Luka bakar terdiri dari 3

derajat, yaitu :

derajat1Derajat 1, hanya mengenai lapisan paling luar kulit, tampak kemerahan, terasa nyeri dan akan sembuh sempurna dalam waktu 7 hari.

derajat2Derajat 2, mengenai lapisan kulit lebih dalam, tampak kemerahan disertai lepuh, terasa nyeri dan akan sembuh sempurna dalam waktu 14-21 hari.

derajat3Derajat 3, luka bakar mencapai otot bahkan tulang, tampak hangus, kering, kehitaman, tidak ada ra

sa nyeri karena ujung-ujung saraf terbakar.

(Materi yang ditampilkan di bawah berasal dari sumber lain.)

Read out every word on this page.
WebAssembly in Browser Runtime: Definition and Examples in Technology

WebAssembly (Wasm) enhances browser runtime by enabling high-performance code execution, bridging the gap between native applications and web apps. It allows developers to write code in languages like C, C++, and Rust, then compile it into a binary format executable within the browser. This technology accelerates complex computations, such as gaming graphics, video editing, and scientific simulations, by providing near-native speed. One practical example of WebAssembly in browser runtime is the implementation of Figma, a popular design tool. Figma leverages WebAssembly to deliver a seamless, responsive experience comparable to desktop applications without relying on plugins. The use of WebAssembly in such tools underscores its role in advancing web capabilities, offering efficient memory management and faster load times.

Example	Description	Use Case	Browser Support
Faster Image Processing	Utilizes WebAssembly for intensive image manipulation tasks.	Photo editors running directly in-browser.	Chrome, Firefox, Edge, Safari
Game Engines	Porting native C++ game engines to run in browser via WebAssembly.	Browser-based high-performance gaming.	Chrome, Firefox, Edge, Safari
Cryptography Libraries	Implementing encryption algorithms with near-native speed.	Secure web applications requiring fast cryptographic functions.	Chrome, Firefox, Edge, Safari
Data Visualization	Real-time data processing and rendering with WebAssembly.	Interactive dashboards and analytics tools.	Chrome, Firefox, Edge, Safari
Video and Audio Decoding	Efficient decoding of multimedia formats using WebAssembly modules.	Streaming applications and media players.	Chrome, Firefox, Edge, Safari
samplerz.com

Untuk menghitung luas luka bakar bisa mengikuti Hukum 9 (Rules of nine) sbb :

 

persentase-luka-bakar

Langkah-langkah pertolongan pertama :

  1.  Segera jauhkan dari sumber panas
  2.  Guyur dengan air mengalir hingga nyeri hilang atau sekitar 5-10 menit
  3.  Segera tutup dengan penutup luka yang bersih/steril
  4. Rujuk ke Rumah sakit jika luka bakar mengenai wajah, jalan napas, dada,

    persendian, jari-jari, kemaluan atau berdasarkan luas luka bakar ikuti tabel berikut :

 

HINDARI !!!!

  • Mengoleskan pasta gigi, mentega, kecap, minyak rem, oli, bensin, dll diatas luka bakar. Karena akan menimbulkan infeksi dan menghambat proses penyembuhan luka bakar bahkan bisa menyebabkan keracunan
  •  Memecahkan lepuh karena akan memudahkan terjadinya infeksi dan dehidrasi.